Great question! Well, we have a single climbing the charts where literally every other artist on the charts has a major label backing them. It’s noteworthy that The Arcade and specifically “In The Clouds” is making such an impact via an independent record label. Our whole team deserves a pat on the back for their work on this one… and we are just getting started! There will be singles from this album besides “Clouds.”

One other thing that’s been important in our career and fitting into the music scene is that we’ve always had a great team. Just like in any industry, if you don’t have a great team, you’re gonna sink quick. We’re fortunate to have a diverse group of consummate professionals surrounding us, not just now but throughout our tenure in the business. I’m talking in the office, on tour, etc. 

Can you give me some of the highlights of your favorite tracks off of The Arcade? Which tracks mean the most to you and why?  

I will say that I love all of the songs on this album, however I have a deep affinity for one particular song, and that is “Nightlight.” As a relatively new father and [someone] fighting a long-term health battle, I have done so determinedly and patiently so that I can continue to provide for and protect my son. It’s been a hell of a thing for me, but throughout it all the band supported me, gave me purpose, and inspired me to get well. 

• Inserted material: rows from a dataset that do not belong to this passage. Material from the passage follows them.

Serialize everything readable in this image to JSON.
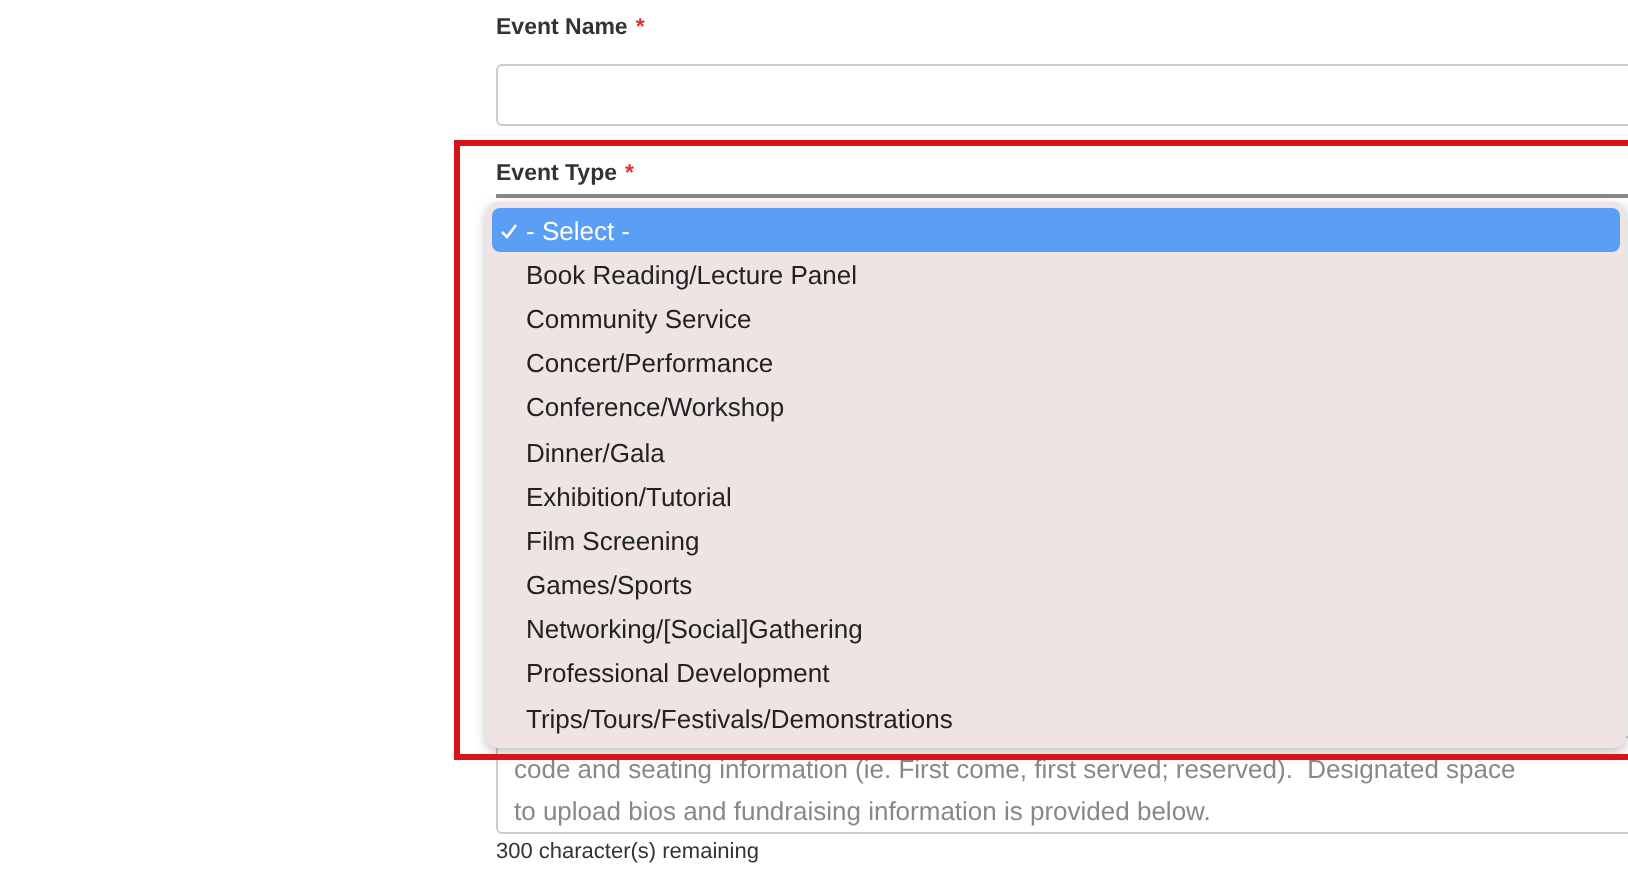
{
  "fields": [
    {
      "kind": "text",
      "label": "Event Name",
      "required": true,
      "required_mark": "*"
    },
    {
      "kind": "select",
      "label": "Event Type",
      "required": true,
      "required_mark": "*",
      "highlighted": true,
      "options": [
        {
          "label": "- Select -",
          "selected": true
        },
        {
          "label": "Book Reading/Lecture Panel",
          "selected": false
        },
        {
          "label": "Community Service",
          "selected": false
        },
        {
          "label": "Concert/Performance",
          "selected": false
        },
        {
          "label": "Conference/Workshop",
          "selected": false
        },
        {
          "label": "Dinner/Gala",
          "selected": false
        },
        {
          "label": "Exhibition/Tutorial",
          "selected": false
        },
        {
          "label": "Film Screening",
          "selected": false
        },
        {
          "label": "Games/Sports",
          "selected": false
        },
        {
          "label": "Networking/[Social]Gathering",
          "selected": false
        },
        {
          "label": "Professional Development",
          "selected": false
        },
        {
          "label": "Trips/Tours/Festivals/Demonstrations",
          "selected": false
        }
      ]
    },
    {
      "kind": "textarea",
      "placeholder": "code and seating information (ie. First come, first served; reserved).  Designated space\nto upload bios and fundraising information is provided below.",
      "counter": "300 character(s) remaining"
    }
  ]
}
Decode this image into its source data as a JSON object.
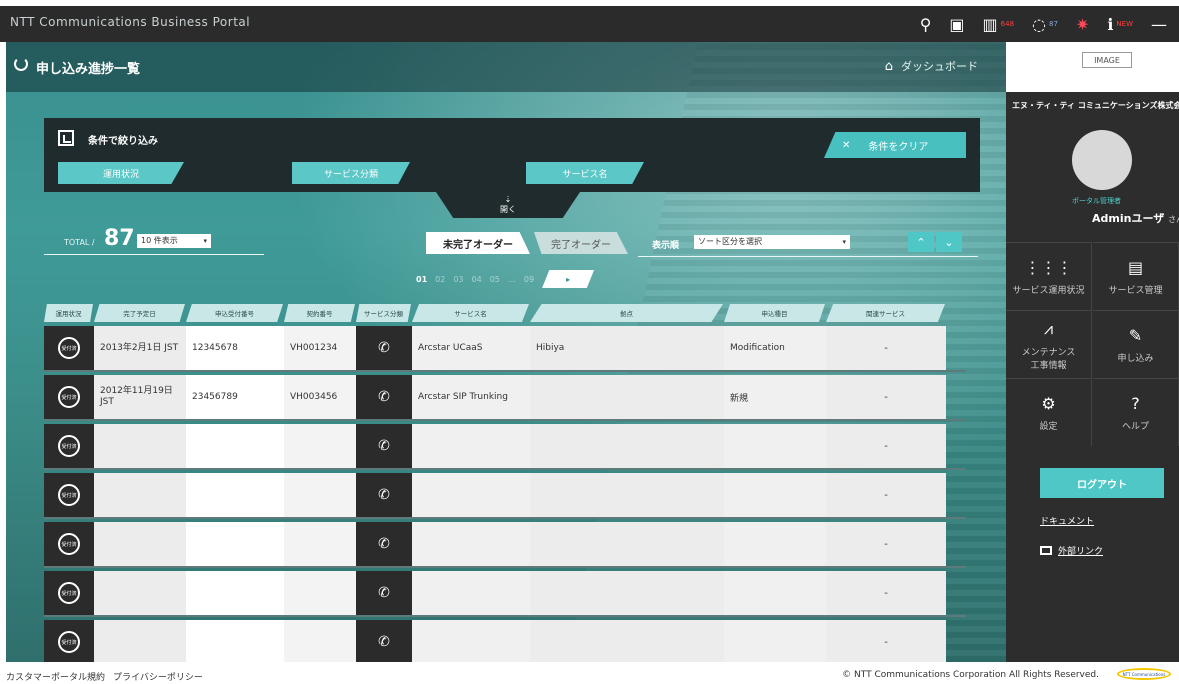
{
  "topbar": {
    "brand": "NTT Communications Business Portal",
    "icons": [
      {
        "name": "search-icon",
        "glyph": "⚲",
        "count": ""
      },
      {
        "name": "chat-icon",
        "glyph": "▣",
        "count": ""
      },
      {
        "name": "server-icon",
        "glyph": "▥",
        "count": "648"
      },
      {
        "name": "spinner-icon",
        "glyph": "◌",
        "count": "87"
      },
      {
        "name": "alert-icon",
        "glyph": "✷",
        "count": ""
      },
      {
        "name": "info-icon",
        "glyph": "ℹ",
        "count": "NEW"
      },
      {
        "name": "minimize-icon",
        "glyph": "—",
        "count": ""
      }
    ]
  },
  "page": {
    "title": "申し込み進捗一覧",
    "dashboard_link": "ダッシュボード"
  },
  "filter": {
    "title": "条件で絞り込み",
    "clear_label": "条件をクリア",
    "chips": [
      "運用状況",
      "サービス分類",
      "サービス名"
    ],
    "open_label": "開く"
  },
  "controls": {
    "total_label": "TOTAL /",
    "total_value": "87",
    "per_page": "10 件表示",
    "tab_incomplete": "未完了オーダー",
    "tab_complete": "完了オーダー",
    "sort_label": "表示順",
    "sort_select": "ソート区分を選択"
  },
  "pager": {
    "pages": [
      "01",
      "02",
      "03",
      "04",
      "05",
      "…",
      "09"
    ],
    "current": "01"
  },
  "table": {
    "headers": [
      "運用状況",
      "完了予定日",
      "申込受付番号",
      "契約番号",
      "サービス分類",
      "サービス名",
      "拠点",
      "申込種目",
      "関連サービス"
    ],
    "status_label": "受付済",
    "rows": [
      {
        "date": "2013年2月1日 JST",
        "receipt": "12345678",
        "contract": "VH001234",
        "service": "Arcstar UCaaS",
        "site": "Hibiya",
        "type": "Modification",
        "related": "-"
      },
      {
        "date": "2012年11月19日 JST",
        "receipt": "23456789",
        "contract": "VH003456",
        "service": "Arcstar SIP Trunking",
        "site": "",
        "type": "新規",
        "related": "-"
      },
      {
        "date": "",
        "receipt": "",
        "contract": "",
        "service": "",
        "site": "",
        "type": "",
        "related": "-"
      },
      {
        "date": "",
        "receipt": "",
        "contract": "",
        "service": "",
        "site": "",
        "type": "",
        "related": "-"
      },
      {
        "date": "",
        "receipt": "",
        "contract": "",
        "service": "",
        "site": "",
        "type": "",
        "related": "-"
      },
      {
        "date": "",
        "receipt": "",
        "contract": "",
        "service": "",
        "site": "",
        "type": "",
        "related": "-"
      },
      {
        "date": "",
        "receipt": "",
        "contract": "",
        "service": "",
        "site": "",
        "type": "",
        "related": "-"
      }
    ]
  },
  "sidebar": {
    "image_placeholder": "IMAGE",
    "company": "エヌ・ティ・ティ コミュニケーションズ株式会社",
    "role": "ポータル管理者",
    "user": "Adminユーザ",
    "user_suffix": "さん",
    "menu": [
      {
        "label": "サービス運用状況",
        "icon": "grid-icon",
        "glyph": "⋮⋮⋮"
      },
      {
        "label": "サービス管理",
        "icon": "document-icon",
        "glyph": "▤"
      },
      {
        "label": "メンテナンス\n工事情報",
        "icon": "maintenance-icon",
        "glyph": "⩘"
      },
      {
        "label": "申し込み",
        "icon": "apply-icon",
        "glyph": "✎"
      },
      {
        "label": "設定",
        "icon": "gear-icon",
        "glyph": "⚙"
      },
      {
        "label": "ヘルプ",
        "icon": "help-icon",
        "glyph": "?"
      }
    ],
    "logout": "ログアウト",
    "document_link": "ドキュメント",
    "external_link": "外部リンク"
  },
  "footer": {
    "terms": "カスタマーポータル規約",
    "privacy": "プライバシーポリシー",
    "copyright": "© NTT Communications Corporation All Rights Reserved.",
    "logo_text": "NTT Communications"
  },
  "colors": {
    "accent": "#4fc7c7",
    "dark": "#2b2b2b",
    "teal_bg": "#3a8f8e"
  }
}
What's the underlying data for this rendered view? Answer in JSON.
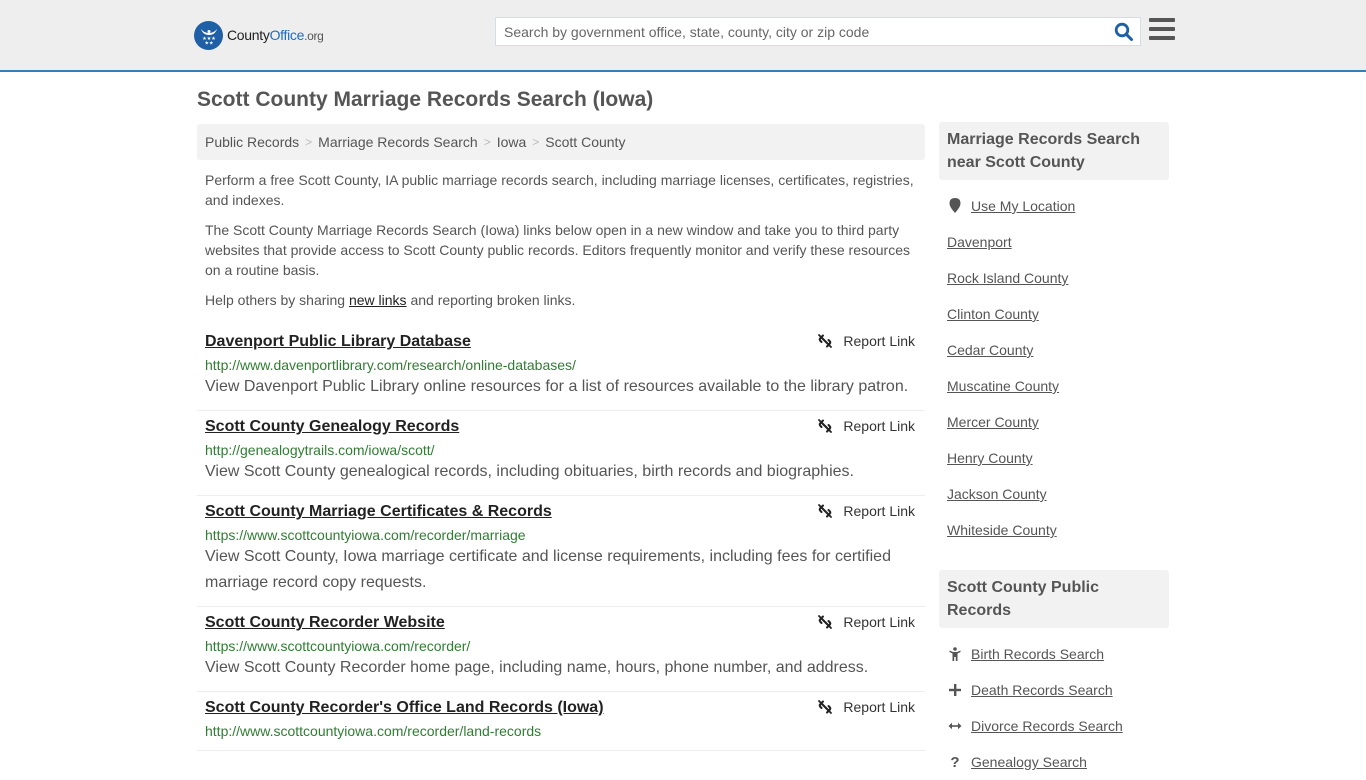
{
  "header": {
    "logo": {
      "part1": "County",
      "part2": "Office",
      "part3": ".org"
    },
    "search": {
      "placeholder": "Search by government office, state, county, city or zip code",
      "value": ""
    },
    "colors": {
      "accent": "#357eb6",
      "brand": "#1f5fa6",
      "background": "#eeeeee"
    }
  },
  "page": {
    "title": "Scott County Marriage Records Search (Iowa)"
  },
  "breadcrumb": [
    {
      "label": "Public Records"
    },
    {
      "label": "Marriage Records Search"
    },
    {
      "label": "Iowa"
    },
    {
      "label": "Scott County"
    }
  ],
  "breadcrumb_separator": ">",
  "intro": {
    "p1": "Perform a free Scott County, IA public marriage records search, including marriage licenses, certificates, registries, and indexes.",
    "p2": "The Scott County Marriage Records Search (Iowa) links below open in a new window and take you to third party websites that provide access to Scott County public records. Editors frequently monitor and verify these resources on a routine basis.",
    "p3_before": "Help others by sharing ",
    "p3_link": "new links",
    "p3_after": " and reporting broken links."
  },
  "results": [
    {
      "title": "Davenport Public Library Database",
      "url": "http://www.davenportlibrary.com/research/online-databases/",
      "description": "View Davenport Public Library online resources for a list of resources available to the library patron.",
      "report_label": "Report Link"
    },
    {
      "title": "Scott County Genealogy Records",
      "url": "http://genealogytrails.com/iowa/scott/",
      "description": "View Scott County genealogical records, including obituaries, birth records and biographies.",
      "report_label": "Report Link"
    },
    {
      "title": "Scott County Marriage Certificates & Records",
      "url": "https://www.scottcountyiowa.com/recorder/marriage",
      "description": "View Scott County, Iowa marriage certificate and license requirements, including fees for certified marriage record copy requests.",
      "report_label": "Report Link"
    },
    {
      "title": "Scott County Recorder Website",
      "url": "https://www.scottcountyiowa.com/recorder/",
      "description": "View Scott County Recorder home page, including name, hours, phone number, and address.",
      "report_label": "Report Link"
    },
    {
      "title": "Scott County Recorder's Office Land Records (Iowa)",
      "url": "http://www.scottcountyiowa.com/recorder/land-records",
      "description": "",
      "report_label": "Report Link"
    }
  ],
  "sidebar": {
    "nearby": {
      "heading": "Marriage Records Search near Scott County",
      "use_location": {
        "label": "Use My Location",
        "icon": "map-marker-icon"
      },
      "items": [
        {
          "label": "Davenport"
        },
        {
          "label": "Rock Island County"
        },
        {
          "label": "Clinton County"
        },
        {
          "label": "Cedar County"
        },
        {
          "label": "Muscatine County"
        },
        {
          "label": "Mercer County"
        },
        {
          "label": "Henry County"
        },
        {
          "label": "Jackson County"
        },
        {
          "label": "Whiteside County"
        }
      ]
    },
    "public_records": {
      "heading": "Scott County Public Records",
      "items": [
        {
          "label": "Birth Records Search",
          "icon": "child-icon"
        },
        {
          "label": "Death Records Search",
          "icon": "plus-icon"
        },
        {
          "label": "Divorce Records Search",
          "icon": "arrows-horizontal-icon"
        },
        {
          "label": "Genealogy Search",
          "icon": "question-icon"
        }
      ]
    }
  }
}
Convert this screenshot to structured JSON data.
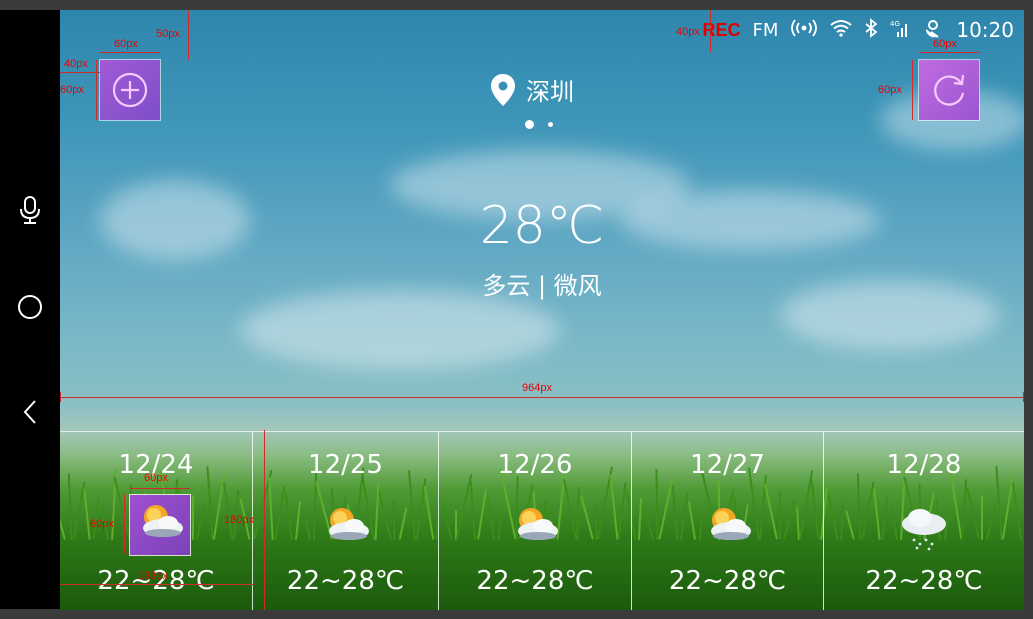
{
  "statusbar": {
    "rec": "REC",
    "fm": "FM",
    "time": "10:20",
    "icons": [
      "radio-signal-icon",
      "wifi-icon",
      "bluetooth-icon",
      "cellular-4g-icon",
      "satellite-icon"
    ]
  },
  "nav": {
    "icons": [
      "microphone-icon",
      "home-circle-icon",
      "back-chevron-icon"
    ]
  },
  "location": {
    "city": "深圳",
    "icon": "location-pin-icon"
  },
  "pager": {
    "pages": 2,
    "active": 1
  },
  "weather": {
    "temperature": "28℃",
    "condition": "多云 | 微风"
  },
  "forecast": [
    {
      "date": "12/24",
      "range": "22~28℃",
      "icon": "sun-behind-cloud-icon"
    },
    {
      "date": "12/25",
      "range": "22~28℃",
      "icon": "sun-behind-cloud-icon"
    },
    {
      "date": "12/26",
      "range": "22~28℃",
      "icon": "sun-behind-cloud-icon"
    },
    {
      "date": "12/27",
      "range": "22~28℃",
      "icon": "sun-behind-cloud-icon"
    },
    {
      "date": "12/28",
      "range": "22~28℃",
      "icon": "rain-cloud-icon"
    }
  ],
  "annotations": {
    "a1": "60px",
    "a2": "50px",
    "a3": "40px",
    "a4": "60px",
    "a5": "40px",
    "a6": "60px",
    "a7": "60px",
    "a8": "964px",
    "a9": "60px",
    "a10": "60px",
    "a11": "180px",
    "a12": "193px"
  },
  "colors": {
    "accent_button": "#8e55cf",
    "rec": "#e00000",
    "annotation": "#d02a2a"
  }
}
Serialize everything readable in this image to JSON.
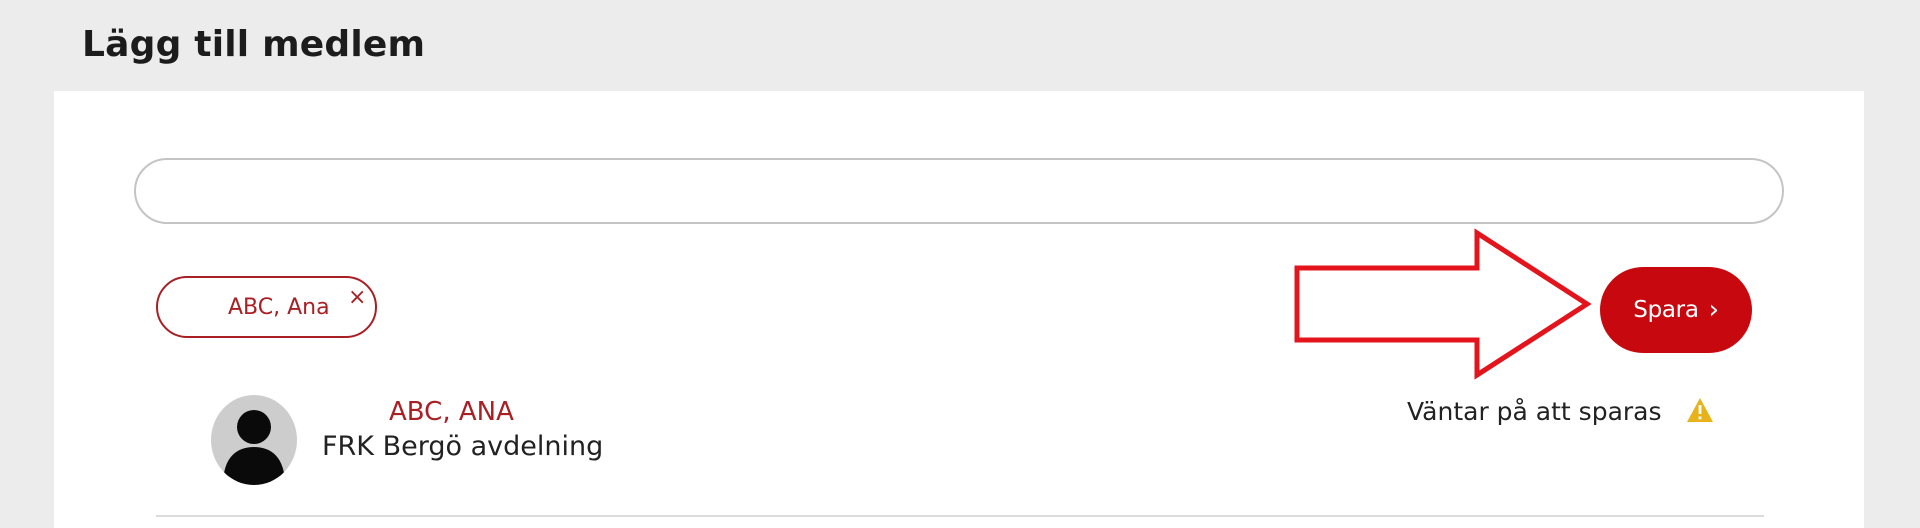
{
  "page": {
    "title": "Lägg till medlem"
  },
  "search": {
    "value": ""
  },
  "selected_chip": {
    "label": "ABC, Ana",
    "remove_glyph": "×"
  },
  "actions": {
    "save_label": "Spara",
    "save_glyph": "›"
  },
  "member": {
    "name": "ABC, ANA",
    "organization": "FRK Bergö avdelning",
    "status": "Väntar på att sparas",
    "status_icon": "warning-icon",
    "avatar_icon": "person-icon"
  },
  "colors": {
    "brand_red": "#c8080f",
    "text_red": "#a81f24",
    "annotation_red": "#e3141b",
    "warning_yellow": "#e8b31a"
  }
}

Throughout most of the making of this album, I was dealing with the onset of an auto-immune disease called Hashimoto’s Disease – possibly brought on by COVID-19. In February of 2020, I had a strange upper respiratory infection, and from there things just got worse and worse for me. I lost the ability to hold an instrument, couldn’t get up the stairs in my own house, couldn’t pick up my own one-and-a-half year old son without tachycardia, heart palpitations, fatigue, and dizziness, among other numerous other challenges for months on end. But as I was able to identify and deal with my condition, I was getting emails and texts from Marc over months and months peppered with developing songs. It would be difficult to accurately describe how much inspiration this gave me to recover but in a very bland day-to-day recovery during a pandemic pretty much quarantined with an infant/toddler, these sonic escapes were my own little arcade. I looked forward to escaping from my discomfort and knew when I did recover I would hopefully be able to rejoin my brothers on the road for what I truly love to do: make music with my friends. All efforts worthwhile, it means so much to have these songs but in particular, “Nightlight,” which reminds me who and what I want to be: a protector, someone who brings the light.